Iran has `no plans' for talks with U.S.
TEHRAN - Iran yesterday said it had no plans to start talks with the United States, and that American policy toward Iran must change. On Friday U.S. Secretary of State Colin Powell said Iran's acceptance of U.S. aid after the Bam earthquake had opened up opportunities for dialogue between the foes although there was no reason to expect a quick political rapprochement.
"Now there is no plan for starting negotiations," said Iranian Foreign Minister Kamal Kharrazi. "U.S. policy toward Iran must change, getting rid of its hostile atmosphere. We have said that it is important for the negotiations between the countries to be based on mutual respect and to take place on an equal footing."
In the aftermath of the December 26 earthquake in the city of Bam that killed more than 30,000 people, the U.S. relief effort was seen as prompting moves toward improved relations between Washington and Tehran.

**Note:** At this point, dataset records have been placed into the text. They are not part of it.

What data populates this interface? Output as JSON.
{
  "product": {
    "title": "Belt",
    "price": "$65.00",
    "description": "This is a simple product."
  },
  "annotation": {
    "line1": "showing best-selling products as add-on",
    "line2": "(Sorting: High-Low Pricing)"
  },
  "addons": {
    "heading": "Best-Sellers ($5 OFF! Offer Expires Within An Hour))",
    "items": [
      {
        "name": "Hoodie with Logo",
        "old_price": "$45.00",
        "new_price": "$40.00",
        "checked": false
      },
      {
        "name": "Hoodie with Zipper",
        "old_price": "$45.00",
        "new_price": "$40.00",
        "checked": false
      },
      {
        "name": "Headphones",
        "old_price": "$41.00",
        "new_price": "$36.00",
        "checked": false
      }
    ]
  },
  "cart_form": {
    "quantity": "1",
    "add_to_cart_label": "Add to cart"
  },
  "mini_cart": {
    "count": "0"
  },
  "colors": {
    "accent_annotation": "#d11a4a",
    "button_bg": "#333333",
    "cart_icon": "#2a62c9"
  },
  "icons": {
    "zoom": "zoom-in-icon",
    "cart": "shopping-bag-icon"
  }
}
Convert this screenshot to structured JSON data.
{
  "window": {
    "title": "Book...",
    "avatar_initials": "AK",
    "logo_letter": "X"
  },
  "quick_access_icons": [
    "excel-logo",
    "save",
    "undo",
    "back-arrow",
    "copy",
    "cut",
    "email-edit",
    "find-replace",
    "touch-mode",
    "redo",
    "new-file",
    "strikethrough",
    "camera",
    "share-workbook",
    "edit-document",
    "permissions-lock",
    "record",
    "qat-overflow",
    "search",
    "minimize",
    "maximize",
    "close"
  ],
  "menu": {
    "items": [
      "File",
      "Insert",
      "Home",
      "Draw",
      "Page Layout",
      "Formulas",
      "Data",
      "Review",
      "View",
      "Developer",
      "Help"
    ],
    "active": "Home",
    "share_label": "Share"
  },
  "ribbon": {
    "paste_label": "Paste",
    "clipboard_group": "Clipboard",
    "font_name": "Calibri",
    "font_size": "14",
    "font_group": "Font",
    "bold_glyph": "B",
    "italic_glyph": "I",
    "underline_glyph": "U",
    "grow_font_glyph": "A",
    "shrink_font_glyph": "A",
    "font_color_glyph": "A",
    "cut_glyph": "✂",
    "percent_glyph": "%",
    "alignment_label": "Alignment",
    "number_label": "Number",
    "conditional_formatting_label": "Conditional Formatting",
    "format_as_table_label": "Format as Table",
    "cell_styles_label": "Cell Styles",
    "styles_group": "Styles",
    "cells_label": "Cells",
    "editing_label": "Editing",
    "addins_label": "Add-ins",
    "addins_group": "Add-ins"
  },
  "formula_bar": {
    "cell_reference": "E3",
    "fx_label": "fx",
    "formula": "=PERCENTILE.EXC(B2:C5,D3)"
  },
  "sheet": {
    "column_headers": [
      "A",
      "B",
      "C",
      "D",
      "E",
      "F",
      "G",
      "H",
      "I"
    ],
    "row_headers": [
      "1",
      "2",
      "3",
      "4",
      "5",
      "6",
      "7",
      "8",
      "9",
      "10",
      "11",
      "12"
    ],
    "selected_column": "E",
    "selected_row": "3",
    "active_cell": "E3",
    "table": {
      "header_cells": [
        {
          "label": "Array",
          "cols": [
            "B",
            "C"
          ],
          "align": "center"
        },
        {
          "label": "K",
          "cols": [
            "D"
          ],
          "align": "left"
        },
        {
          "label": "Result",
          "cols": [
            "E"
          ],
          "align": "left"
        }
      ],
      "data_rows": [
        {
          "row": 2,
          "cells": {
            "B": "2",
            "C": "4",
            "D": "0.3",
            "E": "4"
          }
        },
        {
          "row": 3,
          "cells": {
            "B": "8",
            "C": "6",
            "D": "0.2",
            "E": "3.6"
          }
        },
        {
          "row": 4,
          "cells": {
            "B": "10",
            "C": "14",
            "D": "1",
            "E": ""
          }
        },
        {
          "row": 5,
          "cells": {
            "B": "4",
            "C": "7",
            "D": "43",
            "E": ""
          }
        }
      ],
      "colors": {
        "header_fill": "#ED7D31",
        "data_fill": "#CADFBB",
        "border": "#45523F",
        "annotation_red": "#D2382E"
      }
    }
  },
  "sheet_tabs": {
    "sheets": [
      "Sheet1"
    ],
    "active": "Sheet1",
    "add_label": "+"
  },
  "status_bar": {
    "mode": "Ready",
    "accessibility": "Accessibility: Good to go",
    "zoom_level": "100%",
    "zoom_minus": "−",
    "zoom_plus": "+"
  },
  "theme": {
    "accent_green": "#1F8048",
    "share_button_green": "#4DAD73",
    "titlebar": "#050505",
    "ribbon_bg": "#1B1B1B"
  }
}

President George Bush said Iran was part of an "axis of evil" along with North Korea and Iraq under Saddam Hussein. Iranians widely term the United States "The Great Satan" and President Mohammad Khatami was quoted in the hardline Jomhuri-ye Eslami daily on Wednesday as saying it was an "enemy" and "unreliable".
Iran has called on Washington to lift sanctions imposed in 1995, which among other things prevent U.S. companies from investing in OPEC's second-largest producer or trading in Iranian oil.